ESPIRiT - Learning Coil Sensitivities from Data
Parallel MRI reconstruction relies heavily on knowing the sensitivity of each coil. ESPIRiT offers a data-driven way to learn these sensitivities, directly from acquired k-space data. Let’s break down the ideas step by step.
1. The Key Idea: Coupling Between Coils
In multi-coil MRI, the signals from different coils are correlated.

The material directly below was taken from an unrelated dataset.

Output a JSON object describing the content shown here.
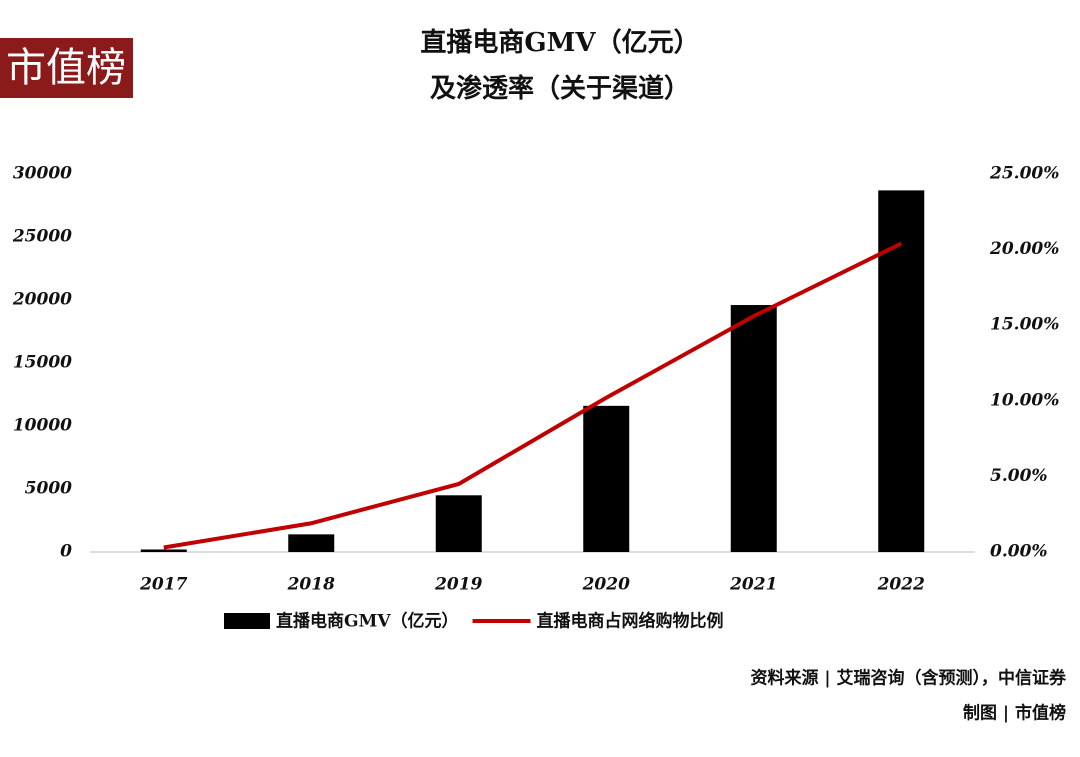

ESPIRiT leverages these correlations to learn coil sensitivities.
- Each coil is a sensor providing a different view of the same underlying image.
- Instead of assuming a coil model, ESPIRiT observes the data to learn how coils are coupled.

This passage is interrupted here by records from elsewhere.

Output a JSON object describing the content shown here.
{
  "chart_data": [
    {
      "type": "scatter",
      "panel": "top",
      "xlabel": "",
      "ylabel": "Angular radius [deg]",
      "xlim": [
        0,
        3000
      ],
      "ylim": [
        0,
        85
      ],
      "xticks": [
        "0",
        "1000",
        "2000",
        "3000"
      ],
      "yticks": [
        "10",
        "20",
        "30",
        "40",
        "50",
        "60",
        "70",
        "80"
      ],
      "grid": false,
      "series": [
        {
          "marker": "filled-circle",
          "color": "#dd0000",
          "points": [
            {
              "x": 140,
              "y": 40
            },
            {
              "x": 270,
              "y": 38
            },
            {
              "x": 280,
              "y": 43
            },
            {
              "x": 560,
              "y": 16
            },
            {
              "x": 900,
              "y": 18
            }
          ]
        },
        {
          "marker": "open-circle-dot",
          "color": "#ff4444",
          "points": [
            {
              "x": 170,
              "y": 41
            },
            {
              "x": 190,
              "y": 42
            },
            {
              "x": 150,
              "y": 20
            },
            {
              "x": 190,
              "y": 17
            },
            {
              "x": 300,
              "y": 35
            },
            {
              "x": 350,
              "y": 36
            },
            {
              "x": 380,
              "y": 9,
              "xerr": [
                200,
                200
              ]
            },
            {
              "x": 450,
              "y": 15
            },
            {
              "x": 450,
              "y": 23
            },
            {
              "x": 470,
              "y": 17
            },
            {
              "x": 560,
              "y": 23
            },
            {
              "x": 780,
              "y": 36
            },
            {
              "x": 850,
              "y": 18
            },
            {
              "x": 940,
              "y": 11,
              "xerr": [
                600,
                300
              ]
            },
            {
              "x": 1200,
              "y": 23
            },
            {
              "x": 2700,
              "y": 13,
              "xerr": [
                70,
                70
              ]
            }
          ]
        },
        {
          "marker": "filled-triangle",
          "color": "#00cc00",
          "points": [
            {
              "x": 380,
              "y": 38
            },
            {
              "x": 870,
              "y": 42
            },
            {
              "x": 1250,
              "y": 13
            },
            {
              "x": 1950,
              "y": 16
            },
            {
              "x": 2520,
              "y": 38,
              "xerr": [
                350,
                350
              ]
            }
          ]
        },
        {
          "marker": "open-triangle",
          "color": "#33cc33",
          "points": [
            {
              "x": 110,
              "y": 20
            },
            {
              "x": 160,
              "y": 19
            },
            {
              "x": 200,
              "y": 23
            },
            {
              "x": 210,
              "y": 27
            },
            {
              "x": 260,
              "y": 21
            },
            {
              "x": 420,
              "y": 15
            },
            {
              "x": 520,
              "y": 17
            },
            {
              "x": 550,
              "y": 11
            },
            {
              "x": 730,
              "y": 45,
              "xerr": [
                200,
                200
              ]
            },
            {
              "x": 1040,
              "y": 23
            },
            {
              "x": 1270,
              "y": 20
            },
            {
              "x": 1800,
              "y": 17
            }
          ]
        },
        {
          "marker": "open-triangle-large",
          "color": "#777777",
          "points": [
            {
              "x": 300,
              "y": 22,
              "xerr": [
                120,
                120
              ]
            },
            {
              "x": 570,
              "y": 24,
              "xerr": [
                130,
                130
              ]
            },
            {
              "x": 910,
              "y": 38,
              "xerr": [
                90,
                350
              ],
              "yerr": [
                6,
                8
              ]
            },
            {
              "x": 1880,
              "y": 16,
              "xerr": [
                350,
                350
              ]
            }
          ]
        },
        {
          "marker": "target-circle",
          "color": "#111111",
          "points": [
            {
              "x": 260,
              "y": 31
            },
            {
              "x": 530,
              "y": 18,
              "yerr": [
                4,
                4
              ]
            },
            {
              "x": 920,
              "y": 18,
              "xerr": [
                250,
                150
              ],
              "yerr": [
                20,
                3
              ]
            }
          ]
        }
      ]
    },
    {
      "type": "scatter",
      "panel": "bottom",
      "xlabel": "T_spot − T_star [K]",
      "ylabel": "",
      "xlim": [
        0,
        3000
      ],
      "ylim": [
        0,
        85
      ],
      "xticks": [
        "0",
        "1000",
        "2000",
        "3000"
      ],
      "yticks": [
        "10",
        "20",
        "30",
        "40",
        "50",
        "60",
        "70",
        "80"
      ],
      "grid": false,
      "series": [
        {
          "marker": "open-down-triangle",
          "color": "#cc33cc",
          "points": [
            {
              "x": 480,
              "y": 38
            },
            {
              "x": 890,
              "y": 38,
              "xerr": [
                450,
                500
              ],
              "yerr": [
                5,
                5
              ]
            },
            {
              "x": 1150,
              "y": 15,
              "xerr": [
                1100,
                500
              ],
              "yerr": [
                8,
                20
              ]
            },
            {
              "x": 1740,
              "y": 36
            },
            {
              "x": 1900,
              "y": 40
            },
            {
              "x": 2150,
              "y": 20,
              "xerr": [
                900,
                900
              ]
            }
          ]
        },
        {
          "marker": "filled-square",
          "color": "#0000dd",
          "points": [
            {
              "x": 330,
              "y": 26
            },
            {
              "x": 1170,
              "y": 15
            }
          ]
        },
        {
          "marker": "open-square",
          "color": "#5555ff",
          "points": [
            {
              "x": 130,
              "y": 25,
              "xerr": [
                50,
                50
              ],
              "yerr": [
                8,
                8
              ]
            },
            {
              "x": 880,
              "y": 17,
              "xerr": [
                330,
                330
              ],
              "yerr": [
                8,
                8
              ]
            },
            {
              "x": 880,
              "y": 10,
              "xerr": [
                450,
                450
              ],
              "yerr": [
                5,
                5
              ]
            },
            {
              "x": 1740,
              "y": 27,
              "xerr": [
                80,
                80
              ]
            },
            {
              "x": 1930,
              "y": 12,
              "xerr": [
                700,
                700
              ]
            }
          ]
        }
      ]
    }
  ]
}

2. Capturing Local Correlations: k-Space Patches
To extract these couplings:
- Take small patches in $k$-space across all coils.
- Flatten and stack them into a matrix $A$, where each row represents one patch.
- Solve for the null-space vector $h$, which acts as a convolution kernel in k-space:
$$
(A∗h)≈0
$$
- $h$ also represents a constraint that all valid k-space patches satisfy.
- Intuitively, $h$ is the “language” of coil relationships—any valid $k$-space data should approximately satisfy it.
3. Moving to Image Space: The Operator $G$
- Apply an inverse Fourier transform to $h$ → becomes operator $G$ in image space.
- Applying $G$ to the multi-coil image $$u$$ should leave it unchanged if the data obeys the learned constraints:
$$
G u \approx u
$$
- $G$ is Hermitian; its eigenvectors with eigenvalue $≈ 1$ define the signal subspace.
- These eigenvectors correspond to the coil sensitivity maps we need.
4. Reconstructing the Image
Once we have sensitivity maps $s_i$, the multi-coil image can be written as:
$$
u = m \cdot s
$$
where $m$ is the underlying image to reconstruct.
We solve for $m$ with a regularized least squares problem:
$$
\min_m ∑_c ∥P\mathcal F(\hat s^cm)−y_c∥^2+λR(m)
$$
- $y$ = acquired k-space data
- $\mathcal F$ = Fourier transform
- $S$ = diagonal operator of coil sensitivities
- $R(m)$ = optional regularization
- $P$ = sampling mask
5. ESPIRiT Pipeline Diagram
$k$-space patches
│
▼
Null-space vector $h$
│
▼
Image-space operator $G$
│
▼
Eigenvectors (Sensitivity maps $s$)
│
▼
Final image $m$
ESPIRiT elegantly combines linear algebra, Fourier transforms, and eigen-decomposition to reconstruct high-quality images using multi-coil MRI data. Its strength lies in learning coil sensitivities directly from the data, making parallel imaging robust and flexible.